An agent that handles this well demonstrates:

  • Architectural creativity: Thinking beyond standard patterns
  • Git expertise: Deep understanding of version control
  • UX design: Making technical features user-friendly
  • Full-stack skills: Backend integration + frontend polish
  • Problem-solving: Handling concurrency, conflicts, search

This is fundamentally different from other use cases:

  • vs. Collaborative Editor: Git merging vs. CRDT synchronization
  • vs. Research Scraper: Novel storage vs. traditional database
  • vs.
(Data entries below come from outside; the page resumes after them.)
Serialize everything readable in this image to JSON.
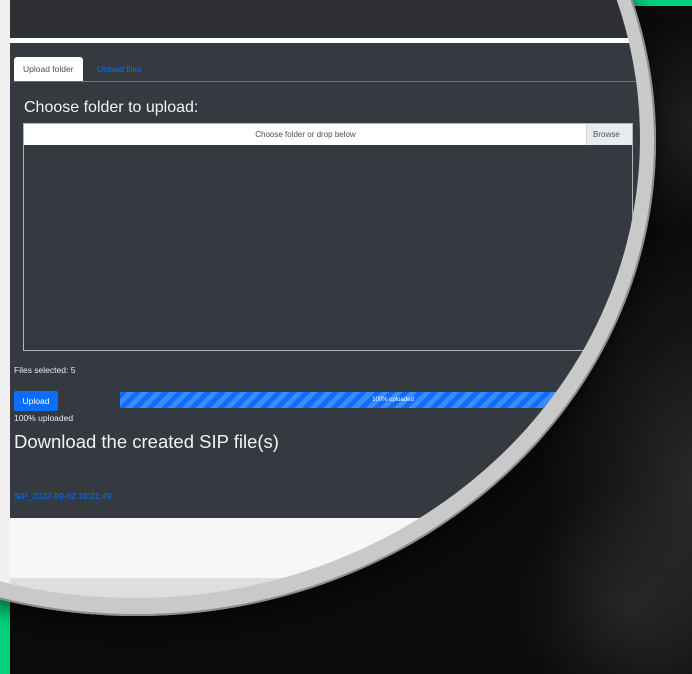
{
  "tabs": [
    {
      "label": "Upload folder",
      "active": true
    },
    {
      "label": "Upload files",
      "active": false
    }
  ],
  "upload": {
    "heading": "Choose folder to upload:",
    "input_label": "Choose folder or drop below",
    "browse_label": "Browse",
    "files_selected": "Files selected: 5",
    "upload_button": "Upload",
    "progress_percent": 100,
    "progress_label": "100% uploaded",
    "status_text": "100% uploaded"
  },
  "download": {
    "heading": "Download the created SIP file(s)",
    "files": [
      "SIP_2022-09-02 10:21:49"
    ]
  },
  "colors": {
    "accent_green": "#00d17a",
    "panel_bg": "#343a40",
    "primary_blue": "#0d6efd"
  }
}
Job Orchestrator: Content management vs. task orchestration
  • vs. Code Migration: Version control integration vs. code transformation

Evaluation Focus

When reviewing implementations, pay attention to:

Git Integration Quality

  • Are Git operations correct and safe?
  • Is the repository structure clean?
  • Are commits meaningful with good messages?
  • Does branching/merging work correctly?
  • Can you inspect the Git repo directly (it's valid)?

UI/UX Design

  • Is the wiki interface intuitive?
  • Can non-technical users use it easily?
  • Is the markdown editor pleasant to use?
  • Are diffs clearly visualized?
  • Is navigation logical?

Version Control Features

  • Does history browsing work well?
  • Can you view any old version?
  • Is diff comparison useful?
  • Does branching make sense for drafts?
  • Is conflict resolution understandable?

Search Quality

  • Is search fast and accurate?
  • Are results ranked well?
  • Does it scale to many pages?
  • Is the search UI clear?
  • Are snippets with highlights helpful?

Collaborative Editing

  • Does it detect concurrent edits?
  • Is the conflict UI usable?
  • Can users merge changes successfully?
  • Are conflicts explained clearly?
  • Does the merge preserve both sides' work?

Code Quality

  • Is the Git integration code clean?
  • Is error handling robust?
  • Is the architecture modular?
  • Are operations safe (no data loss)?
  • Is concurrent access handled?

Performance

  • Are page loads fast?
  • Is search responsive?
  • Does history load efficiently?
  • Are diffs generated quickly?
  • Can it handle hundreds of pages?

Acceptance Criteria

  • Do all 7 ACs pass exactly as specified?
  • Can the curl commands run successfully?
  • Does the Git repo have correct structure?
  • Do branches and merges work?
  • Is search functional?

Technical Constraints

  • Python 3.11+ or Node.js 20+ for backend
  • pygit2 (Python) or nodegit (Node.js) for Git integration
  • Markdown renderer: CommonMark compliant
  • Web framework: Flask, FastAPI, or Express
  • Search: Whoosh, elasticsearch, or similar
  • Exact AC compliance: Must pass all curl tests
  • Valid Git repo: All operations create valid Git history

Starting Point

The _base folder contains:

  • Complete task specification in prompt.md
  • Basic pyproject.toml with Python 3.11 requirement and CLI entry point
  • .python-version for version management
  • .gitignore for Python artifacts and test repos
  • No implementation code (agent builds from scratch)

The minimal scaffolding gives the agent freedom to design the architecture and choose the best Git integration approach.

Copy _base to your test folder and let your agent work from the prompt.md specification.